Rail and coach technology platform Trainline has recovered strongly in the first six months of FY22, with revenue going up 151 per cent to £78m.
The group’s net ticket sales have grown 179 per cent to £1bn, recovering 79 per cent of pre-pandemic times, the highest level since Covid-19 began.
Trainline performed well also in terms of adjusted EBITDA – where it saw a profit of £15m compared with last year’s £16m loss – and a net debt down from £241m to £169m.
Domestic and international markets returning to growth and an accelerated shift to online and digital tickets were the main drivers behind such growth, Trainline said.
“Our consumer business returned to growth in August versus pre-Covid levels, with train travellers increasingly opting for digital tickets,” said Trainline’s chief executive Jody Ford.
“Encouragingly our customers are now using Trainline even more frequently, drawn to new features such as our new 2-click commuter experience and digital railcards”

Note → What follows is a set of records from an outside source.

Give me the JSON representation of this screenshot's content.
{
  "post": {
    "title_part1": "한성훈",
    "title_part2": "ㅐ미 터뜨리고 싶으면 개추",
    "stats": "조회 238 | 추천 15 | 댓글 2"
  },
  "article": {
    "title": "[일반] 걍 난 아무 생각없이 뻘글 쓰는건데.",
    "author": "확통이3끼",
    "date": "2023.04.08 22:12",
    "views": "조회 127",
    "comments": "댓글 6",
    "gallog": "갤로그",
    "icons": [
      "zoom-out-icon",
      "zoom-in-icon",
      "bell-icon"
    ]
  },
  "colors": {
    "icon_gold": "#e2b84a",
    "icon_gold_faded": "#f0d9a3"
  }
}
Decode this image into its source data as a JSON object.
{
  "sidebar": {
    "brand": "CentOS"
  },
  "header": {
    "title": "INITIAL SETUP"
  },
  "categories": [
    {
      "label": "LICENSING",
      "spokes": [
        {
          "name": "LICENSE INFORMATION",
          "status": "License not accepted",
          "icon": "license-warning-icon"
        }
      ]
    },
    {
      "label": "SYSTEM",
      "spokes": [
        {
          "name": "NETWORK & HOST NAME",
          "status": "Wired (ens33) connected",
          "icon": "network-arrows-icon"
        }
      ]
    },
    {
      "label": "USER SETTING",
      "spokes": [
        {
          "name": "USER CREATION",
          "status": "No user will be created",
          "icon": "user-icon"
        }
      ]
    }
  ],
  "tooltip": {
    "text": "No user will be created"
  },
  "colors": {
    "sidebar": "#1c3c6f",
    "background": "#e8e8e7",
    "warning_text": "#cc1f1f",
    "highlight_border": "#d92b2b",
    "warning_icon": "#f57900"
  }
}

In the UK, online penetration increased to 50 per cent, while e-tickets went up to 40 per cent, as 29 per cent more customers using the website two or more times a month.
Foreign markets such as Italy and Spain have registered a remarkable growth, as Italy’s net ticket sales have upped 95 per cent, while in Spain the transactions for the Madrid-Barcelona route have tripled compared with the same period two years ago.
“Beyond the UK, we see significant growth opportunity in Europe,” he added. “With new entrant train companies driving more journey options and lower prices in our key markets, customers are increasingly turning to Trainline to help them easily find the best fares and support them as they travel.
This was particularly evident in Italy in the first half, where our second quarter’s net ticket sales doubled compared to pre-Covid times.”